One big reason for this is how much data is thrown away. Take DoubleClick DART for Publishers (DFP), for example. If you are a DFP user, you have access to some very basic information, like delivery count for each ad yesterday. But if you want to know which zones of your site a run-of-site ad was delivered on, you’re out of luck, they don’t keep that around. If you want that kind of data, you need to turn on “data transfer” and analyze the logs yourself, which despite their protestations of “it’s your data”, is an extra cost service (more on that below). And here’s a little-known fact about DoubleClick’s data transfer: it still doesn’t give you all the data. The DFP ad server strips out any publisher-specific tag attributes that aren’t used to target an ad. So, if you have your site divided into categories, with a key-value in the tag specifying the category, even with the detailed logs you still have no idea what categories a run-of-site ad was run on. They do have a workaround: duplicate your entire tag into a new parameter “u=”, with a new set of delimiters, and then you can re-parse it on the other side. In summary: re-tag your entire site, to get back “your data” that you are paying them to give you. The other ad servers are not much better.
If you ask your ad serving provider for the raw logs, they will claim that this is a lot of data, so they need to charge you for storage, bandwidth, etc. Let’s take a look at cost for a minute. If you are a pretty large site, you might generate 10GB of logs a day. For a reasonable comp, let’s look at what it would cost to use Amazon S3 for this service. 10GB of data transfer each day is $1/day to get it in, and $1.70/day to get it back out. To store it for 30 days would be $1.50. So, about $150/mo to move and keep 30 days of data, at the top end, with a healthy margin for Amazon. Remember that you pay extra to Amazon for the flexibility of scaling up and down easily, a dedicated hosting center would almost certainly be cheaper. So, if your ad serving provider is charging you much more than that (one DoubleClick customer I know was quoted $3500/mo for about 100MB of data per day, they negotiated it down but are still paying way too much), you should push back. Memo to ad server companies: storage is a lot cheaper than it was 10 years ago.

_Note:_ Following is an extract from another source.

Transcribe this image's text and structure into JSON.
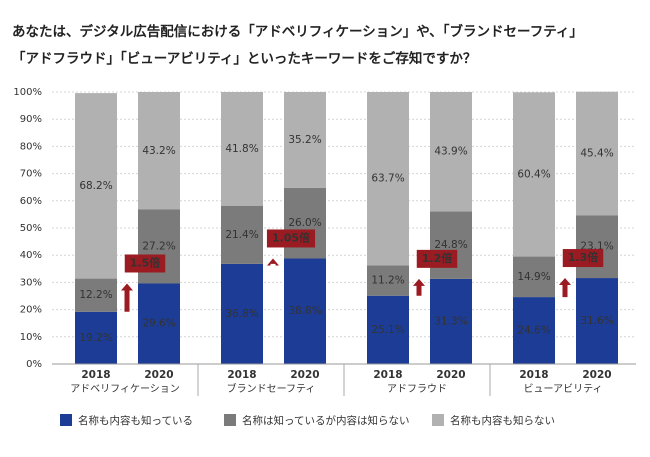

Ad sales and operations groups are starting to realize that they need detailed analytics to do their jobs. The first step of that is good underlying data, and getting that is way too hard. This needs to change.
August 25th, 2008 at 4:18 pm
Agreed.
A huge number depend on Google Analystics, which barely captures 70% of the impressions. Other services have similar problems.
With multi-tab, window, panel, media use of browsers – it's becoming harder to gather relevant data. My estimates show that most sites are showing 50% too many UU. On top of that, there is little relevancy of half the hits to true use.
Big problem when the fundamental data is questionable.